Cavallotto’s house style is resolutely ‘traditional’: the wine undergoes a long maceration on its skins (about a month) during its first fermentation, and is aged for a little over three years in large, used Slavonian oak vats of varying sizes. That’s a relatively long oak aging regimen even by Barolo standards, and yet the oak is never intrusive in new-release Cavallotto wines. On the contrary, it is at most a background note in a wine that has been given the chance to knit together and begin to mature before it has even left the dark depths of the cellar.
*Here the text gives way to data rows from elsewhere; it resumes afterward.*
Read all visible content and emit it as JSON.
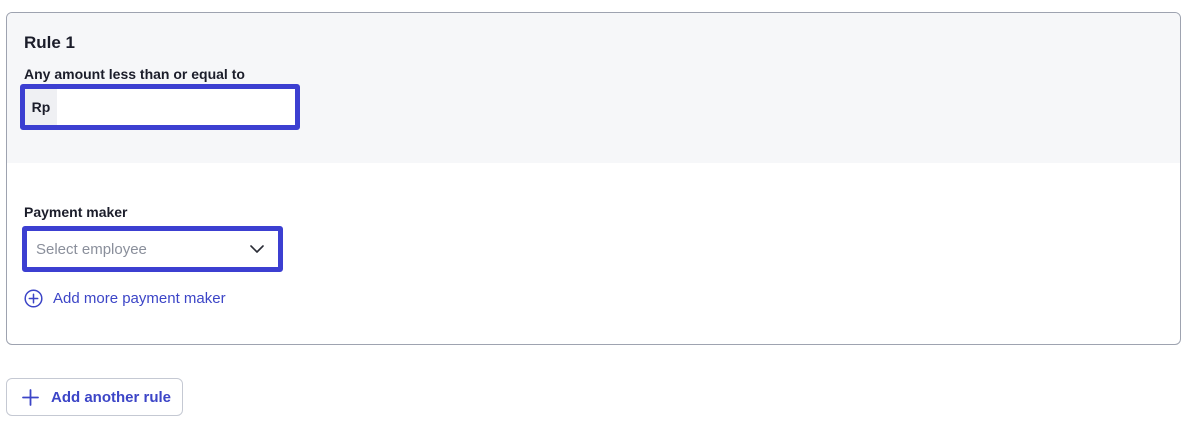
{
  "rule": {
    "title": "Rule 1",
    "amount_label": "Any amount less than or equal to",
    "currency_prefix": "Rp",
    "amount_value": "",
    "amount_placeholder": ""
  },
  "payment_maker": {
    "label": "Payment maker",
    "select_placeholder": "Select employee",
    "add_more_label": "Add more payment maker"
  },
  "add_rule_label": "Add another rule",
  "colors": {
    "accent": "#3c45c7",
    "focus_outline": "#3c3fd1",
    "card_top_bg": "#f6f7f9"
  },
  "icons": {
    "select_chevron": "chevron-down-icon",
    "add_maker": "plus-circle-icon",
    "add_rule": "plus-icon"
  }
}
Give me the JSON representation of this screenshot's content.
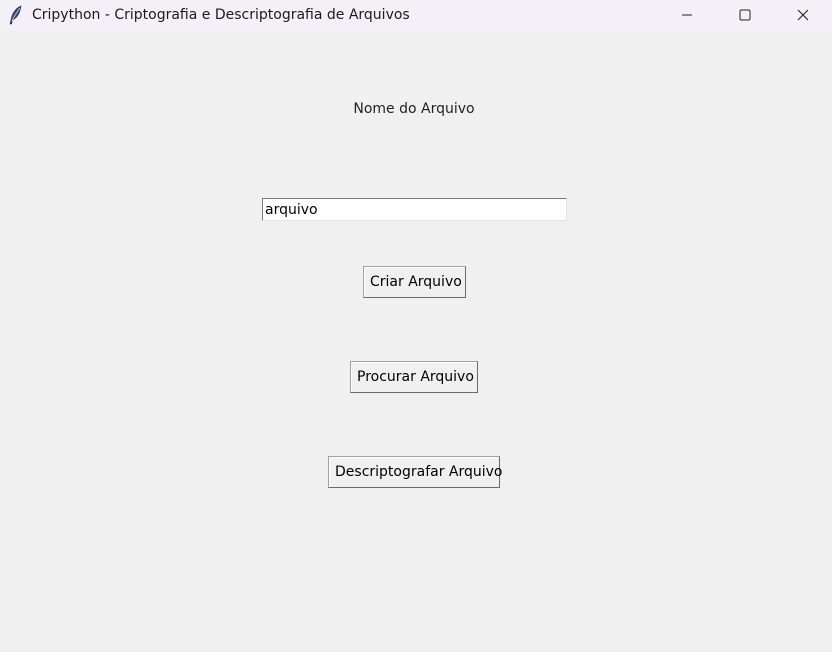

Although tightly coiled and powerful, as is to be expected, there’s a fine-grained quality to the tannins rather than rough, forbidding edges. In the glass, it’s a medium ruby leading to garnet and a touch of orange at the rim. The nose is an absolute cacophony of wild strawberry, black plum, Morello cherry, pipe tobacco, black tea, clove, licorice, and so much more. On the palate, it vibrates with energy but needs a good hour in a decanter to shed some of its grip and allow the fruit to show through. It is readily evident that this is going to be an epic, long-lived wine. Whenever the occasion arises for you to open a bottle, decant it about an hour before serving at 60-65 in Burgundy stems, ideally sometime this winter when some long-braised beef or lamb is ready to hit the table, maybe with a comforting dollop of soft, buttery polenta underneath. Bricco Boschis will cut through it like a glinting, perfectly sharp knife and you will be celebrating the stretching of your wine dollar to its absolute limit. Enjoy!